Quand j’ai signé à Bayonne, je savais très bien qu’il y avait Camille (Lopez). Mais c’était un choix de partir dans un club où il y avait une pointure. C’était le roi à Bayonne. J’ai eu de la chance d’être avec lui, il m’a pris sous son aile dès que je suis arrivé. Il m’a énormément aidé. Lors de certains matchs, il a poussé le staff pour que je commence plutôt que lui. En signant à Bayonne, c’est sûr que je ne m’attendais pas à disputer les phases finales dès ma première saison. Je me disais que ça serait déjà énorme si on arrivait à accrocher le top 6. C’est beau ce qu’on a fait. On a qu’une seule envie, y retourner. Mais à attention à la redescente…
Que vous apporte Camille Lopez en tant qu’entraîneur ?
Camille a toujours eu l’âme d’un leader. Quand on faisait les réunions pour définir le jeu, le lundi, il avait déjà un peu basculé dans le rôle du coach : il donnait beaucoup de consignes. Ça s’est fait tellement naturellement que le groupe n’a pas l’impression d’avoir un entraîneur de plus. A titre personnel, il me donnait des conseils comme s’il était déjà coach.
Camille Lopez et Joris Segonds.
Bruno Béreau
Au départ de Camille Lopez s’est ajouté celui de Guillaume Rouet pour votre charnière : dans quelle mesure cela obligera-t-il à se réinventer ?
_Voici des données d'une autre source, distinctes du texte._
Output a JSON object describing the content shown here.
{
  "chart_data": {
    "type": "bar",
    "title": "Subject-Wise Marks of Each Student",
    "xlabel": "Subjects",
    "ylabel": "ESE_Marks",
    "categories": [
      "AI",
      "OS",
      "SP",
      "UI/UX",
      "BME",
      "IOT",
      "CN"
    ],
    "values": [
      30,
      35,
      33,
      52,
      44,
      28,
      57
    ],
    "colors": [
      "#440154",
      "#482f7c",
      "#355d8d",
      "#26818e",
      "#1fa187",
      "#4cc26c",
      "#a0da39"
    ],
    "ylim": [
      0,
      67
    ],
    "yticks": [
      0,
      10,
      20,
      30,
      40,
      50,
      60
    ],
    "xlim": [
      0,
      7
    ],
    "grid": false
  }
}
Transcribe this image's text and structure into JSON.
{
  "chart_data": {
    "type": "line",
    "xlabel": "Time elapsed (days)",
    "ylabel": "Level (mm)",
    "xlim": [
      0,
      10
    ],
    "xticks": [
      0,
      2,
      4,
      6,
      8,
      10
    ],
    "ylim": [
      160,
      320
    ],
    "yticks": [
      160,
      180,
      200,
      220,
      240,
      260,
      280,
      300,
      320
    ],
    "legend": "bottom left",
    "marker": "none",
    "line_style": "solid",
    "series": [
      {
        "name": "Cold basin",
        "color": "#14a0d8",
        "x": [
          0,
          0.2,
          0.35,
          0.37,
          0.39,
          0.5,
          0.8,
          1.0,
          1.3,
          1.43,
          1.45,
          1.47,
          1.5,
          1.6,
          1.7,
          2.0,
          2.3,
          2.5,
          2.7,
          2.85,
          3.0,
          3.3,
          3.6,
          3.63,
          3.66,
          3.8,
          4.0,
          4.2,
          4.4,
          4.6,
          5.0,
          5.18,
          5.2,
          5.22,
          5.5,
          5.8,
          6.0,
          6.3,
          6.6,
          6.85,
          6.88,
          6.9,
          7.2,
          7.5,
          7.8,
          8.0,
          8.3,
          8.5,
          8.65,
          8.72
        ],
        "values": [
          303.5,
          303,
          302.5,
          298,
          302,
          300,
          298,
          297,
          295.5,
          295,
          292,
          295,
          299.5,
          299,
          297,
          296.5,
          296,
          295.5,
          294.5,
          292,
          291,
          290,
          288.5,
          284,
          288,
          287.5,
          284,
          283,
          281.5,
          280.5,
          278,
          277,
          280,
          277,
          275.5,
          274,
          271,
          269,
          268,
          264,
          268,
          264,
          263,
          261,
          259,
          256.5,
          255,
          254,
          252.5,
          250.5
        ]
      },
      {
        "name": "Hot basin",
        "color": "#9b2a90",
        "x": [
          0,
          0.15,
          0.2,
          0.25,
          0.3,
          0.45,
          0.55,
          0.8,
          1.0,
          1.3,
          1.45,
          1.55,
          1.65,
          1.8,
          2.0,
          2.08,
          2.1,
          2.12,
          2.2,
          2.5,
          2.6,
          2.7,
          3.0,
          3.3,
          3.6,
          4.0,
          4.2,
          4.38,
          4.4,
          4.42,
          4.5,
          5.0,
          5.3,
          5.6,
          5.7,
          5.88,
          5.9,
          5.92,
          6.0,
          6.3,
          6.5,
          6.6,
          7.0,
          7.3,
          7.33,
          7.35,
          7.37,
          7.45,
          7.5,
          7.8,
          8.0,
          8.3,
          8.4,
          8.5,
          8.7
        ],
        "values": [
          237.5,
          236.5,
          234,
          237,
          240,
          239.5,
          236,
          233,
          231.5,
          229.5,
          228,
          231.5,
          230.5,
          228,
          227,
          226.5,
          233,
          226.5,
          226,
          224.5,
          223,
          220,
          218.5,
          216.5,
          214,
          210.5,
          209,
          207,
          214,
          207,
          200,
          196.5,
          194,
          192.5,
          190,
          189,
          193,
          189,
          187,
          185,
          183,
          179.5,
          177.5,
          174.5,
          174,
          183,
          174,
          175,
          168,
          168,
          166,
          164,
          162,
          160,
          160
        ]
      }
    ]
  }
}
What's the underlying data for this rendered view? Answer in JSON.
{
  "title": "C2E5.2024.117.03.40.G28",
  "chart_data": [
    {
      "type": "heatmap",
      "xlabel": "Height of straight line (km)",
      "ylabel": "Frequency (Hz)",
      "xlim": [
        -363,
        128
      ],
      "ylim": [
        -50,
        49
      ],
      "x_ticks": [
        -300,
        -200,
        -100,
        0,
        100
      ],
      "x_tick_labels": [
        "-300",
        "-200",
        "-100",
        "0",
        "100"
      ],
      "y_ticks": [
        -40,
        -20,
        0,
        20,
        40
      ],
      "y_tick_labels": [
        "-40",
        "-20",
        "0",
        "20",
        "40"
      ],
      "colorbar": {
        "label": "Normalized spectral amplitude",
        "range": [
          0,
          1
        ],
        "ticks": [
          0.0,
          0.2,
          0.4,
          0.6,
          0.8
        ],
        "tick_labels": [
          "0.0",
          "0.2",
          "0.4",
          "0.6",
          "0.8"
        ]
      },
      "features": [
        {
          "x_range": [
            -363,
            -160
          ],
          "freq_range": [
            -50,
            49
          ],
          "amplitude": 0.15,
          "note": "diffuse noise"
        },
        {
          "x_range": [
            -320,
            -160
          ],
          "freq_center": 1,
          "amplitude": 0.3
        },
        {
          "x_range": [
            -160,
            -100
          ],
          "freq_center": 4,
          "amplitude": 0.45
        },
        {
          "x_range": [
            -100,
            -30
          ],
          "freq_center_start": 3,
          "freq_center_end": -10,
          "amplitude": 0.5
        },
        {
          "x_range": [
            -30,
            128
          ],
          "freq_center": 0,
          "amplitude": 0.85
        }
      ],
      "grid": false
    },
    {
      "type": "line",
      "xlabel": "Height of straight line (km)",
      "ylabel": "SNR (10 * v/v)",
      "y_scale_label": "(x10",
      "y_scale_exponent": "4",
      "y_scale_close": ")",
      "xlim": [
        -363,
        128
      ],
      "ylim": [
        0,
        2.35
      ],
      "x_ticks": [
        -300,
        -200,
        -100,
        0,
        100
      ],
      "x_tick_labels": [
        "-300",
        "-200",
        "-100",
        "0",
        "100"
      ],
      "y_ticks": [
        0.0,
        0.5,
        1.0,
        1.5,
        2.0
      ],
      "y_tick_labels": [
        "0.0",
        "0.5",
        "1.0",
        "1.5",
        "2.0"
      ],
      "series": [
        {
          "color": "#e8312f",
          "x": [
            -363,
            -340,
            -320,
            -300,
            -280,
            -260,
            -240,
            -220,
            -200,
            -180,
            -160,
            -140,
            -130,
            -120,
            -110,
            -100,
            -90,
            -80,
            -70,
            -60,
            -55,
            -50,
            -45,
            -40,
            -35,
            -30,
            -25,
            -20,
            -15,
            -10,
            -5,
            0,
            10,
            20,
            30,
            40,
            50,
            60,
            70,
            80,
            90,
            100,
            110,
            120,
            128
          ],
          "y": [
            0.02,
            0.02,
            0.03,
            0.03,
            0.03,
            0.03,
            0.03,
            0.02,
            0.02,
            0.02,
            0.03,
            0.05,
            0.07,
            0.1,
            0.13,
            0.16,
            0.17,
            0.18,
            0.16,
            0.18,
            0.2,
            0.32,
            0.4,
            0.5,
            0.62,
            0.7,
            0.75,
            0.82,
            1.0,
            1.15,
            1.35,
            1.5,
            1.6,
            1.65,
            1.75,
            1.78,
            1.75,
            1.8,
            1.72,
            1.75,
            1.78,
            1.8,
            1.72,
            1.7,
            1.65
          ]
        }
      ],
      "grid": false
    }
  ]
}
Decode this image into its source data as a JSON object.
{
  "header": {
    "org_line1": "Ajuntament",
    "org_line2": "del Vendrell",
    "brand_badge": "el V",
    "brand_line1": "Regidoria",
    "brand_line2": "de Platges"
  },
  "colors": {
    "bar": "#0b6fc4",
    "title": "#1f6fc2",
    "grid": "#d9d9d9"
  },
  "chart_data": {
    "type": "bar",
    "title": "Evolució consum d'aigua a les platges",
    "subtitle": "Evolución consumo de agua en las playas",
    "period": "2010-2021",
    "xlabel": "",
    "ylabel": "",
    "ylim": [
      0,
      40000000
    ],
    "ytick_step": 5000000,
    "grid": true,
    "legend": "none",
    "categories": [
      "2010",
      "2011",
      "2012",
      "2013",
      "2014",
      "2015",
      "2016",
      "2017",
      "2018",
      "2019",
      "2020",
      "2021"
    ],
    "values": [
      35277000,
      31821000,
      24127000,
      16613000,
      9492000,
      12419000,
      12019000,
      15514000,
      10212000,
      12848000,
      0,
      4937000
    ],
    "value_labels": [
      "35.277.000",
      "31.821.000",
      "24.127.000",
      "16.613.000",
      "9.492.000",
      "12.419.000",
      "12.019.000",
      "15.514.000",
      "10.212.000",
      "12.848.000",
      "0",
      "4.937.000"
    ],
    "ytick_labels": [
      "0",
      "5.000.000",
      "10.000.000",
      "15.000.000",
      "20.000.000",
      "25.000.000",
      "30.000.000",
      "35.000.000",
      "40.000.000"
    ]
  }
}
Au-delà du fait que c’étaient de bons joueurs, c’étaient des « Français » : jouer à la charnière, ça impose de parler énormément. Le club a recruté le Sud-Africain Herschel Jantjies et le Gallois Gareth Anscombe. Même si on parle le même langage sur le terrain, la barrière de la langue peut être compliquée. Au début, ça peut être compliqué pour l’organisation. Ce sera aussi à Max (Machenaud), Baptiste (Germain) et moi de les aider. Guillaume était un enfant du club, il connaissait tout de l’Aviron. Mais Herschel et Gareth sont des internationaux, ils vont nous amener leur vécu.
« Rien n’a changé depuis que j’ai repris : notre directeur, c’est Greg »
Quand vous évoquez la saison à venir, vous dites : « attention à la redescente ». Est-ce quelque chose que vous répète le staff en boucle ?
Le staff est revenu sur la saison passée : elle a été magnifique. Il nous a d’ailleurs demandé de nous appuyer sur ce qui était bien la saison dernière. Mais les compteurs sont remis à zéro, tout le monde repart sur la ligne de départ. Cette saison sera encore plus dure que la précédente. L’an dernier, on est la seule équipe à ne pas avoir perdu à domicile. Je pense que ce sera un objectif pour les autres clubs de nous faire tomber à Jean-Dauger. On n’est plus l’outsider ou la surprise, nos adversaires vont vouloir faire tomber un demi-finaliste.
Le groupe peut-il être affecté par la cohabitation délicate entre Laurent Travers (directeur sportif) et Grégory Patat (manager) ?
On a une vie en dehors du stade, on voit évidemment passer plein d’articles. Mais ça ne nous regarde pas forcément. J’ai raté les réunions de début de saison (NDLR, en raison de sa participation à la tournée), mais rien n’a changé depuis que j’ai repris hormis le fait que Camille soit dans le staff. Notre directeur, c’est Greg.